Il punto di vista – Impianti Vallefura: una mortificazione inaccettabile, ma tale è!
Gli impertinenti sono tali per due ragioni: la prima perché con il loro lucido realismo spesso dicono verità che tutti vorrebbero sentirsi dire non avendo lo stesso coraggio di pronunciarsi; la seconda è perché, proprio per tale ragione, vengono assiduamente seguiti e questo non va bene a chi vorrebbe che certi argomenti non venissero toccati. Perciò è accaduto che più persone, tra i lettori habitué delle mie intemperanze, mi hanno chiesto candidamente: e su Vallefura tu che ne pensi, perché non dici niente?
Non ho scritto nulla perché ho avuto l’impressione che tutti abbiano individuato in maniera precisa le varie responsabilità. Ma non è così. Io credo che in maniera più precisa bisogna collocare l’assenza di espliciti commenti nella generale e devastante omertà che caratterizza le nostre comunità.
E allora vi rivelo il mio pensiero. Io che ho riscoperto l’attività sciistica di Roccaraso, ricollocata nella sua origine al 25 febbraio 1910, ben 106 anni fa e oggi ricca di tutte le sue piste e impianti di risalita.
“Roccaraso rischia di non essere più la principale località sciistica di questa parte d’Abruzzo e dell’intero Appennino!”
Voi direte: Questo è matto. Proprio lui che poc’anzi ci ha rassicurati che le nostre convinzioni sono inconfutabili. Matto? Forse. Ma io sono certo che lo scettro a Roccaraso sta tentando prepotentemente di usurparglielo la ridente e fluviale Castel di Sangro, dove peraltro conto tanti amici e perché no estimatori delle mie sortite.
E si, perché mi sarei aspettato sulla scia della storia e della consistenza della nostra parte di Comprensorio, che gli ultimi impianti in costruzione su all’Aremogna ne avessero giustamente vista Roccaraso artefice ancora una volta, come è giusto che sia. E invece no, si sono inventati Castel di Sangro capofila a dettare legge non solo in materia di impianti di risalita, ma anche sul nostro territorio. Mi chiedo, vi chiedo. Ma capofila di che cosa? Totò avrebbe detto a qualcuno: mi faccia il piacere! A prescindere. Se mai, ci sarebbe dovuta essere una cordata tra Roccaraso, Rivisondoli e Pescocostanzo.

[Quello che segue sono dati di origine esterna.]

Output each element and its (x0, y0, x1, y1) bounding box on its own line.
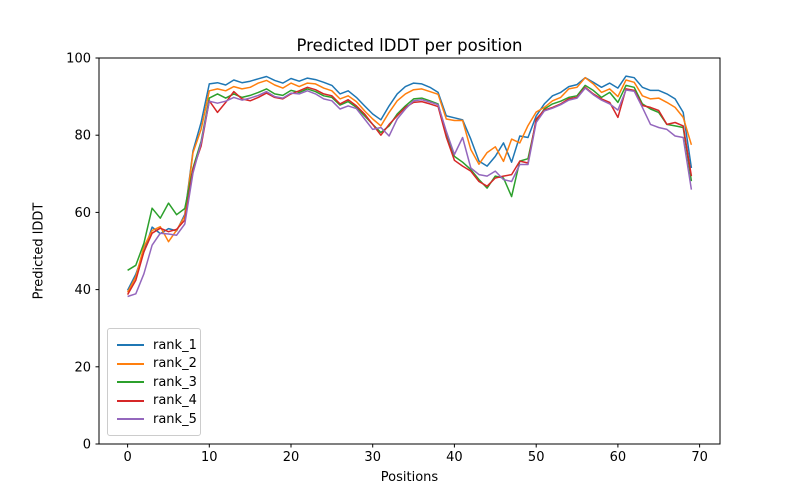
y-axis-ticks: 0 20 40 60 80 100 (66, 52, 99, 453)
legend-item-rank_2: rank_2 (117, 355, 200, 373)
legend-item-rank_1: rank_1 (117, 336, 200, 354)
line-rank_3 (127, 84, 693, 271)
legend-label-rank_1: rank_1 (153, 337, 197, 353)
line-rank_1 (126, 75, 693, 291)
legend-line-swatch-rank_1 (117, 344, 144, 346)
chart-title: Predicted lDDT per position (296, 36, 523, 55)
legend-label-rank_4: rank_4 (153, 393, 197, 408)
x-tick-label: 20 (283, 450, 300, 465)
x-tick-label: 40 (446, 450, 463, 465)
legend-line-swatch-rank_4 (117, 399, 144, 402)
legend-label-rank_2: rank_2 (153, 356, 197, 371)
line-rank_4 (126, 86, 693, 295)
x-axis-ticks: 0 10 20 30 40 50 60 70 (123, 444, 708, 465)
y-tick-label: 0 (83, 438, 91, 453)
axes-frame (98, 57, 721, 445)
legend-line-swatch-rank_3 (117, 381, 144, 383)
legend-item-rank_3: rank_3 (117, 373, 200, 391)
y-tick-label: 40 (74, 283, 91, 298)
legend: rank_1 rank_2 rank_3 rank_4 rank_5 (107, 328, 201, 436)
line-rank_2 (126, 76, 693, 293)
x-tick-label: 30 (364, 450, 381, 465)
legend-line-swatch-rank_2 (117, 362, 144, 365)
x-tick-label: 10 (201, 450, 218, 465)
x-tick-label: 70 (691, 450, 708, 465)
y-axis-label: Predicted lDDT (31, 202, 47, 300)
legend-line-swatch-rank_5 (117, 418, 144, 420)
y-tick-label: 60 (74, 206, 91, 221)
legend-label-rank_5: rank_5 (153, 411, 197, 427)
y-tick-label: 20 (74, 360, 91, 375)
x-tick-label: 50 (528, 450, 545, 465)
y-tick-label: 80 (74, 129, 91, 144)
legend-item-rank_4: rank_4 (117, 392, 200, 410)
x-axis-label: Positions (380, 470, 439, 485)
x-tick-label: 0 (123, 450, 131, 465)
legend-item-rank_5: rank_5 (117, 410, 200, 428)
legend-label-rank_3: rank_3 (153, 374, 197, 390)
x-tick-label: 60 (610, 450, 627, 465)
line-rank_5 (127, 87, 693, 298)
y-tick-label: 100 (66, 52, 91, 67)
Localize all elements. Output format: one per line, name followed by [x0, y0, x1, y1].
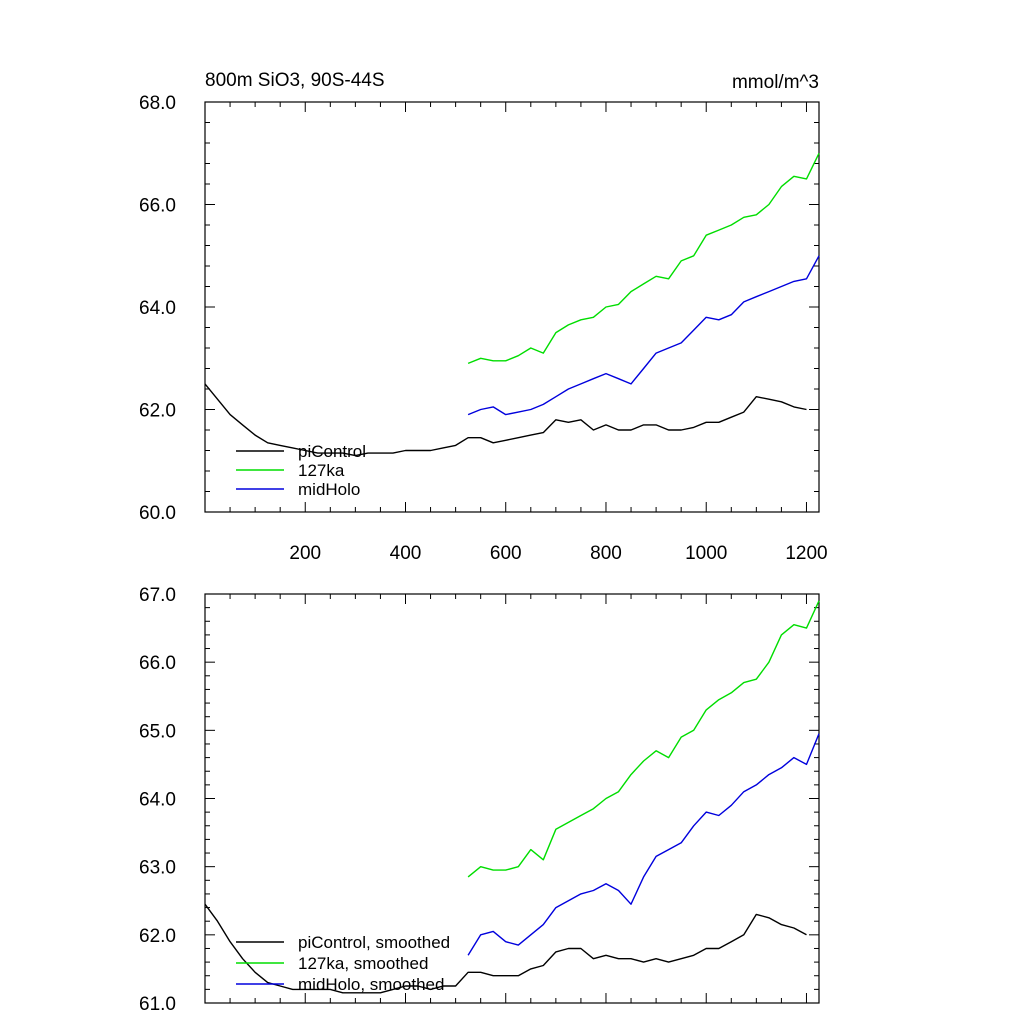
- y-tick-label: 61.0: [139, 994, 176, 1015]
- series-line-picontrol: [204, 383, 807, 457]
- y-tick-label: 60.0: [139, 503, 176, 524]
- x-tick-label: 400: [390, 543, 422, 564]
- series-line-127ka: [467, 152, 820, 365]
- x-tick-label: 1000: [685, 543, 727, 564]
- x-tick-label: 1200: [785, 543, 827, 564]
- y-tick-label: 64.0: [139, 790, 176, 811]
- legend-label: 127ka, smoothed: [298, 954, 428, 973]
- series-line-127ka-smoothed: [467, 600, 820, 878]
- series-line-midholo-smoothed: [467, 733, 820, 956]
- y-tick-label: 63.0: [139, 858, 176, 879]
- y-tick-label: 62.0: [139, 401, 176, 422]
- x-tick-label: 600: [490, 543, 522, 564]
- units-label: mmol/m^3: [732, 72, 819, 93]
- series-line-midholo: [467, 255, 820, 416]
- legend-label: piControl, smoothed: [298, 933, 450, 952]
- plot-title: 800m SiO3, 90S-44S: [205, 70, 385, 91]
- series-line-picontrol-smoothed: [204, 903, 807, 994]
- legend-label: midHolo, smoothed: [298, 975, 444, 994]
- y-tick-label: 65.0: [139, 721, 176, 742]
- x-tick-label: 200: [289, 543, 321, 564]
- y-tick-label: 64.0: [139, 298, 176, 319]
- y-tick-label: 66.0: [139, 196, 176, 217]
- legend-label: 127ka: [298, 461, 345, 480]
- legend: piControl, smoothed 127ka, smoothed midHol…: [236, 933, 450, 994]
- y-tick-label: 62.0: [139, 926, 176, 947]
- legend-label: piControl: [298, 442, 366, 461]
- top-panel: 60.0 62.0 64.0 66.0 68.0 200 400 600 800 1000 1200…: [139, 93, 828, 564]
- y-tick-label: 66.0: [139, 653, 176, 674]
- y-tick-label: 67.0: [139, 585, 176, 606]
- y-tick-label: 68.0: [139, 93, 176, 114]
- bottom-panel: 61.0 62.0 63.0 64.0 65.0 66.0 67.0 piControl, s…: [139, 585, 820, 1015]
- x-tick-label: 800: [590, 543, 622, 564]
- legend-label: midHolo: [298, 480, 360, 499]
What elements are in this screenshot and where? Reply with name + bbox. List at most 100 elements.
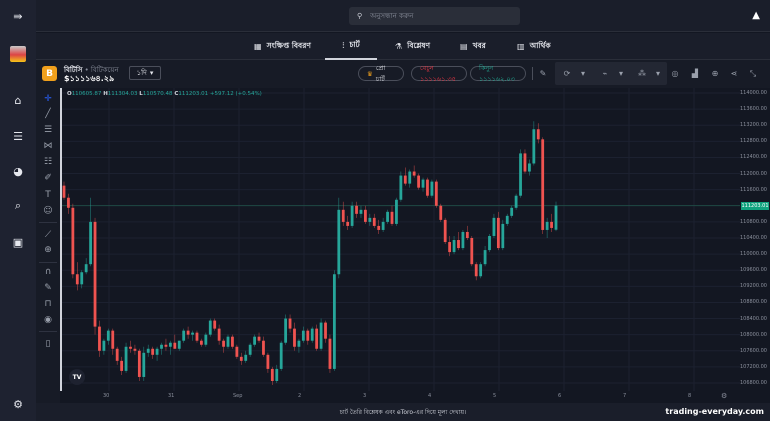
tab-chart[interactable]: ⫶ চার্ট	[325, 33, 377, 60]
price-tick: 112000.00	[739, 170, 767, 177]
search-input[interactable]: ⚲ অনুসন্ধান করুন	[349, 7, 520, 25]
divider	[39, 331, 57, 332]
settings-gear-icon[interactable]: ◎	[671, 69, 679, 78]
tab-label: সংক্ষিপ্ত বিবরণ	[266, 40, 311, 50]
expand-icon[interactable]: ⇛	[13, 9, 23, 23]
interval-dropdown[interactable]: ১দি ▾	[129, 66, 161, 80]
symbol-bar: B বিটিসি • বিটিকয়েন $১১১১৬৪.২৯ ১দি ▾ ♛ প্…	[36, 60, 770, 88]
top-bar: ⚲ অনুসন্ধান করুন ▲	[36, 0, 770, 32]
portfolio-icon[interactable]: ◕	[13, 164, 23, 178]
tradingview-logo[interactable]: TV	[69, 369, 85, 385]
price-axis[interactable]: 114000.00 113600.00 113200.00 112800.00 1124…	[740, 88, 770, 391]
divider	[39, 262, 57, 263]
tab-bar: ▦ সংক্ষিপ্ত বিবরণ ⫶ চার্ট ⚗ বিশ্লেষণ ▤ খবর ▥…	[36, 33, 770, 60]
bell-icon[interactable]: ▲	[752, 10, 760, 21]
emoji-icon[interactable]: ☺	[43, 206, 53, 216]
axis-settings-icon[interactable]: ⚙	[721, 392, 728, 400]
time-axis[interactable]: ⚙ 30 31 Sep 2 3 4 5 6 7 8	[60, 391, 770, 403]
buy-button[interactable]: কিনুন ১১১১৬২.০৩	[470, 64, 526, 83]
tab-label: খবর	[472, 40, 486, 50]
search-nav-icon[interactable]: ⌕	[14, 199, 22, 212]
tab-news[interactable]: ▤ খবর	[460, 33, 486, 60]
brush-icon[interactable]: ✐	[44, 173, 52, 183]
tab-label: চার্ট	[349, 39, 360, 49]
time-tick: 4	[428, 393, 432, 399]
tab-label: বিশ্লেষণ	[407, 40, 431, 50]
settings-icon[interactable]: ⚙	[13, 397, 23, 411]
time-tick: 30	[103, 393, 110, 399]
lock-icon[interactable]: ⊓	[44, 299, 52, 309]
chart-area[interactable]: O110605.87 H111304.03 L110570.48 C111203…	[60, 88, 742, 391]
caret-down-icon[interactable]: ▾	[618, 69, 623, 78]
ruler-icon[interactable]: ⟋	[44, 230, 52, 240]
pencil-icon[interactable]: ✎	[539, 69, 547, 78]
time-tick: 5	[493, 393, 497, 399]
price-tick: 113600.00	[739, 106, 767, 113]
channel-icon[interactable]: ☰	[43, 125, 53, 135]
time-tick: Sep	[233, 393, 243, 399]
tab-analysis[interactable]: ⚗ বিশ্লেষণ	[395, 33, 430, 60]
footer: চার্ট তৈরি বিশ্লেষক এবং eToro-এর দিয়ে ম…	[36, 403, 770, 421]
fib-icon[interactable]: ☷	[43, 157, 53, 167]
tab-overview[interactable]: ▦ সংক্ষিপ্ত বিবরণ	[254, 33, 311, 60]
current-price-label: 111203.01	[741, 201, 769, 210]
footer-message: চার্ট তৈরি বিশ্লেষক এবং eToro-এর দিয়ে ম…	[339, 408, 467, 416]
add-icon[interactable]: ⊕	[711, 69, 719, 78]
pattern-icon[interactable]: ⋈	[43, 141, 53, 151]
search-placeholder: অনুসন্ধান করুন	[370, 12, 414, 20]
sell-button[interactable]: বেচুন ১১১১৬১.৩৫	[411, 64, 467, 83]
volume-icon[interactable]: ▟	[691, 69, 699, 78]
document-icon: ▤	[460, 42, 468, 51]
time-tick: 3	[363, 393, 367, 399]
grid-icon: ▦	[254, 42, 262, 51]
price-tick: 109200.00	[739, 283, 767, 290]
home-icon[interactable]: ⌂	[14, 93, 22, 107]
tab-financials[interactable]: ▥ আর্থিক	[517, 33, 551, 60]
trash-icon[interactable]: ▯	[45, 339, 51, 349]
divider	[532, 67, 533, 80]
magnet-icon[interactable]: ∩	[44, 267, 52, 277]
text-icon[interactable]: T	[45, 190, 51, 200]
divider	[39, 222, 57, 223]
tab-label: আর্থিক	[529, 40, 551, 50]
watermark: trading-everyday.com	[665, 407, 764, 416]
symbol-name: বিটিসি • বিটিকয়েন	[64, 66, 119, 74]
price-tick: 108000.00	[739, 331, 767, 338]
chart-tools-group: ⟳ ▾ ⌁ ▾ ⁂ ▾	[555, 62, 667, 85]
ohlc-legend: O110605.87 H111304.03 L110570.48 C111203…	[67, 91, 262, 97]
caret-down-icon[interactable]: ▾	[655, 69, 660, 78]
fullscreen-icon[interactable]: ⤡	[749, 68, 757, 78]
price-tick: 108800.00	[739, 299, 767, 306]
price-tick: 106800.00	[739, 380, 767, 386]
caret-down-icon[interactable]: ▾	[580, 69, 585, 78]
eye-icon[interactable]: ◉	[44, 315, 52, 325]
trendline-icon[interactable]: ╱	[45, 109, 51, 119]
time-tick: 8	[688, 393, 692, 399]
share-icon[interactable]: ⋖	[730, 69, 738, 78]
search-icon: ⚲	[357, 12, 363, 20]
candlestick-chart[interactable]	[62, 88, 742, 391]
lock-drawings-icon[interactable]: ✎	[44, 283, 52, 293]
bitcoin-icon: B	[42, 66, 57, 81]
zoom-in-icon[interactable]: ⊕	[44, 245, 52, 255]
price-tick: 111600.00	[739, 186, 767, 193]
crosshair-icon[interactable]: ✛	[44, 94, 52, 104]
time-tick: 7	[623, 393, 627, 399]
price-tick: 112400.00	[739, 154, 767, 161]
watchlist-icon[interactable]: ☰	[13, 129, 23, 143]
price-tick: 112800.00	[739, 138, 767, 145]
left-nav: ⇛ ⌂ ☰ ◕ ⌕ ▣ ⚙	[0, 0, 36, 421]
price-tick: 107600.00	[739, 347, 767, 354]
indicators-icon[interactable]: ⁂	[638, 69, 646, 78]
price-tick: 108400.00	[739, 315, 767, 322]
price-tick: 110800.00	[739, 218, 767, 225]
line-icon[interactable]: ⌁	[602, 69, 608, 78]
price-tick: 110400.00	[739, 235, 767, 241]
wallet-icon[interactable]: ▣	[12, 235, 24, 249]
pro-chart-button[interactable]: ♛ প্রো চার্ট	[358, 64, 404, 83]
price-tick: 109600.00	[739, 267, 767, 274]
avatar[interactable]	[10, 46, 26, 62]
drawing-toolbar: ✛ ╱ ☰ ⋈ ☷ ✐ T ☺ ⟋ ⊕ ∩ ✎ ⊓ ◉ ▯	[36, 88, 60, 403]
chart-type-icon[interactable]: ⟳	[563, 69, 571, 78]
price-tick: 114000.00	[739, 90, 767, 96]
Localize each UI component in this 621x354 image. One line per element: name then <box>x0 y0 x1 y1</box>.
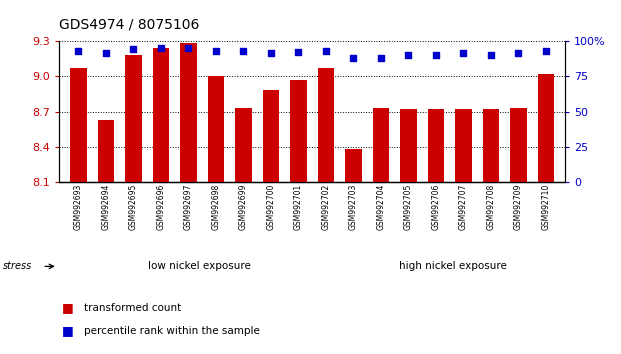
Bar <box>263 90 279 182</box>
Bar <box>345 149 361 182</box>
Point <box>321 48 331 53</box>
Bar <box>455 109 471 182</box>
Point <box>129 46 138 52</box>
Point <box>211 48 220 53</box>
Bar <box>70 68 86 182</box>
Bar <box>538 74 554 182</box>
Point <box>183 45 193 51</box>
Bar <box>428 109 444 182</box>
Bar <box>153 48 169 182</box>
Bar <box>207 76 224 182</box>
Text: percentile rank within the sample: percentile rank within the sample <box>84 326 260 336</box>
Point <box>486 52 496 58</box>
Bar <box>510 108 527 182</box>
Point <box>458 51 468 56</box>
Bar <box>483 109 499 182</box>
Bar <box>290 80 307 182</box>
Text: GDS4974 / 8075106: GDS4974 / 8075106 <box>59 18 199 32</box>
Text: stress: stress <box>3 261 32 272</box>
Point <box>73 48 83 53</box>
Point <box>404 52 414 58</box>
Bar <box>125 55 142 182</box>
Point <box>238 48 248 53</box>
Text: low nickel exposure: low nickel exposure <box>148 261 251 272</box>
Point <box>514 51 524 56</box>
Bar <box>235 108 252 182</box>
Point <box>431 52 441 58</box>
Text: ■: ■ <box>62 302 74 314</box>
Point <box>376 55 386 61</box>
Point <box>266 51 276 56</box>
Text: ■: ■ <box>62 325 74 337</box>
Bar <box>97 120 114 182</box>
Bar <box>400 109 417 182</box>
Point <box>541 48 551 53</box>
Point <box>156 45 166 51</box>
Point <box>348 55 358 61</box>
Text: high nickel exposure: high nickel exposure <box>399 261 507 272</box>
Point <box>101 51 111 56</box>
Bar <box>373 108 389 182</box>
Bar <box>180 43 196 182</box>
Text: transformed count: transformed count <box>84 303 181 313</box>
Point <box>293 49 303 55</box>
Bar <box>317 68 334 182</box>
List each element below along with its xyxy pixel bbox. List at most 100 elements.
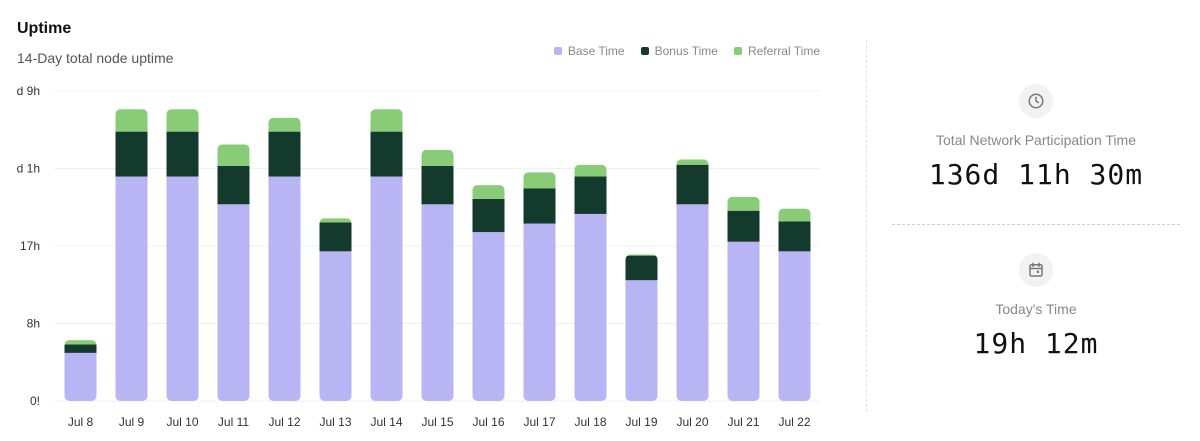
stat-divider (892, 224, 1180, 225)
bar-group[interactable] (676, 159, 709, 401)
today-time-stat: Today's Time 19h 12m (892, 253, 1180, 360)
bar-segment-referral[interactable] (319, 218, 352, 223)
x-tick-label: Jul 17 (523, 415, 555, 429)
x-tick-label: Jul 14 (370, 415, 402, 429)
bar-segment-base[interactable] (676, 204, 709, 401)
chart-legend: Base Time Bonus Time Referral Time (553, 44, 820, 58)
bar-segment-referral[interactable] (574, 164, 607, 177)
x-tick-label: Jul 20 (676, 415, 708, 429)
bar-segment-referral[interactable] (370, 109, 403, 132)
total-time-label: Total Network Participation Time (936, 132, 1136, 148)
bar-group[interactable] (778, 208, 811, 401)
bar-group[interactable] (217, 144, 250, 401)
legend-label-bonus: Bonus Time (654, 44, 718, 58)
bar-segment-referral[interactable] (217, 144, 250, 166)
total-time-value: 136d 11h 30m (928, 158, 1144, 191)
x-tick-label: Jul 12 (268, 415, 300, 429)
bar-segment-base[interactable] (523, 223, 556, 401)
bar-segment-bonus[interactable] (115, 131, 148, 177)
bar-segment-bonus[interactable] (421, 165, 454, 205)
bar-segment-base[interactable] (778, 251, 811, 401)
bar-segment-base[interactable] (268, 176, 301, 401)
x-tick-label: Jul 13 (319, 415, 351, 429)
bar-group[interactable] (268, 117, 301, 401)
bar-group[interactable] (370, 109, 403, 401)
bar-segment-bonus[interactable] (625, 255, 658, 281)
legend-swatch-bonus (640, 47, 649, 55)
bar-segment-base[interactable] (64, 352, 97, 401)
today-time-label: Today's Time (995, 301, 1077, 317)
bar-segment-bonus[interactable] (319, 222, 352, 252)
bar-segment-referral[interactable] (523, 172, 556, 189)
bar-segment-bonus[interactable] (64, 344, 97, 353)
bar-segment-referral[interactable] (115, 109, 148, 132)
y-tick-label: 0! (30, 394, 40, 408)
bar-segment-base[interactable] (574, 213, 607, 401)
bar-segment-base[interactable] (217, 204, 250, 401)
bar-segment-base[interactable] (166, 176, 199, 401)
legend-item-bonus[interactable]: Bonus Time (640, 44, 718, 58)
bar-segment-bonus[interactable] (472, 198, 505, 233)
legend-item-base[interactable]: Base Time (553, 44, 625, 58)
bar-segment-referral[interactable] (778, 208, 811, 222)
bar-segment-bonus[interactable] (523, 188, 556, 224)
bar-group[interactable] (625, 254, 658, 401)
panel-divider (866, 40, 867, 412)
bar-group[interactable] (472, 185, 505, 401)
x-tick-label: Jul 16 (472, 415, 504, 429)
bar-segment-referral[interactable] (166, 109, 199, 132)
bar-segment-base[interactable] (625, 280, 658, 401)
bar-segment-bonus[interactable] (217, 165, 250, 205)
bar-segment-base[interactable] (421, 204, 454, 401)
bar-segment-referral[interactable] (268, 117, 301, 132)
bar-group[interactable] (574, 164, 607, 401)
bar-segment-bonus[interactable] (778, 221, 811, 252)
legend-item-referral[interactable]: Referral Time (733, 44, 820, 58)
bar-segment-referral[interactable] (727, 196, 760, 211)
x-tick-label: Jul 11 (218, 415, 249, 429)
bar-segment-base[interactable] (472, 232, 505, 401)
y-tick-label: d 1h (17, 162, 40, 176)
legend-swatch-base (553, 47, 562, 55)
chart-subtitle: 14-Day total node uptime (17, 50, 174, 66)
x-tick-label: Jul 19 (625, 415, 657, 429)
bar-group[interactable] (64, 340, 97, 401)
bar-group[interactable] (166, 109, 199, 401)
legend-label-referral: Referral Time (747, 44, 820, 58)
bar-segment-bonus[interactable] (727, 210, 760, 242)
bar-group[interactable] (319, 218, 352, 401)
y-tick-label: 17h (20, 239, 40, 253)
x-tick-label: Jul 21 (727, 415, 759, 429)
y-tick-label: 8h (27, 317, 40, 331)
bar-group[interactable] (523, 172, 556, 401)
bar-segment-referral[interactable] (421, 149, 454, 166)
total-time-stat: Total Network Participation Time 136d 11… (892, 84, 1180, 191)
bar-group[interactable] (727, 196, 760, 401)
calendar-icon (1019, 253, 1053, 287)
bar-segment-bonus[interactable] (676, 164, 709, 205)
legend-swatch-referral (733, 47, 742, 55)
bar-segment-base[interactable] (370, 176, 403, 401)
y-tick-label: d 9h (17, 84, 40, 98)
clock-icon (1019, 84, 1053, 118)
bar-segment-bonus[interactable] (370, 131, 403, 177)
x-tick-label: Jul 8 (68, 415, 94, 429)
bar-segment-referral[interactable] (64, 340, 97, 345)
bar-segment-referral[interactable] (472, 185, 505, 199)
x-tick-label: Jul 22 (778, 415, 810, 429)
bar-segment-bonus[interactable] (166, 131, 199, 177)
bar-segment-bonus[interactable] (574, 176, 607, 214)
bar-segment-base[interactable] (727, 241, 760, 401)
bar-segment-referral[interactable] (676, 159, 709, 165)
bar-group[interactable] (115, 109, 148, 401)
x-tick-label: Jul 9 (119, 415, 145, 429)
bar-segment-base[interactable] (115, 176, 148, 401)
x-tick-label: Jul 18 (574, 415, 606, 429)
chart-title: Uptime (17, 20, 72, 37)
bar-segment-bonus[interactable] (268, 131, 301, 177)
bar-segment-base[interactable] (319, 251, 352, 401)
bar-group[interactable] (421, 149, 454, 401)
bar-segment-referral[interactable] (625, 254, 658, 256)
legend-label-base: Base Time (567, 44, 625, 58)
today-time-value: 19h 12m (973, 327, 1099, 360)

E per questa ragione io sono certo che i roccolani di un tempo si sono rivoltati nella tomba. E’ sufficiente leggere il frutto della ricerca del Prof. Francesco Sabatini scritto sul suo libro del 1960 Altopiani Maggiori d’Abruzzo. Quando nel 1576 l’Università di Roccaraso si fece avanti a chiedere al feudatario (a quel tempo Isabella Gonzaga, tutrice di Alfonso III d’Avalos) il riscatto del canone enfiteutico sull’Aremogna, condusse a proprio nome le trattative e sostenne una gran parte della spesa (1.500 ducati) un privato, Amico de Silvestri, mentre un gruppo di cittadini sborsava il resto della somma necessaria (altri 100 ducati). L’Università ricomprò, in seguito, tutte le quote di diritti sull’Aremogna che erano state acquistate dai privati, e così l’intera comunità venne in possesso di quel fruttuoso cespite.
Direte voi: ma cosa c’entra tutto questo con la paventata chiusura e vendita della seggiovia di Pescocostanzo? Cosa c’entra? Cavolo se c’entra, eccome!
Roccaraso ha girato le spalle col beneplacito generale – una maggioranze bulgara lo ha consolidato – alle sue sorelle Rivisondoli, Pescocostanzo e Rocca Pia, che insieme formano, mi sembra non più, la Regione degli Altopiani Maggiori d’Abruzzo (F. Sabatini) e ha guardato e continua a guardare a Castel di Sangro col fondo schiena ampiamente sbracato. Perciò, che importa che Vallefura si chiuda? Che importava aiutare e difendere quella parte sensibile del Comprensorio che con l’Alto Sangro ha poco a che vedere?
Qui siamo sugli Altopiani Maggiori d’Abruzzo, che sono un’altra cosa. Ma a qualcuno non piace. Costoro vogliono stravolgere la nostra storia con la complicità esplicita di qualche sciagurato. Perché è più necessario sorvolare con un avveniristico, quanto costoso e inutile impianto la strada dell’Aremogna, che difendere e consentire il particolare sviluppo sciistico di Pescocostanzo.
Il silenzio è assordante. Ma che dico: è bulgaro.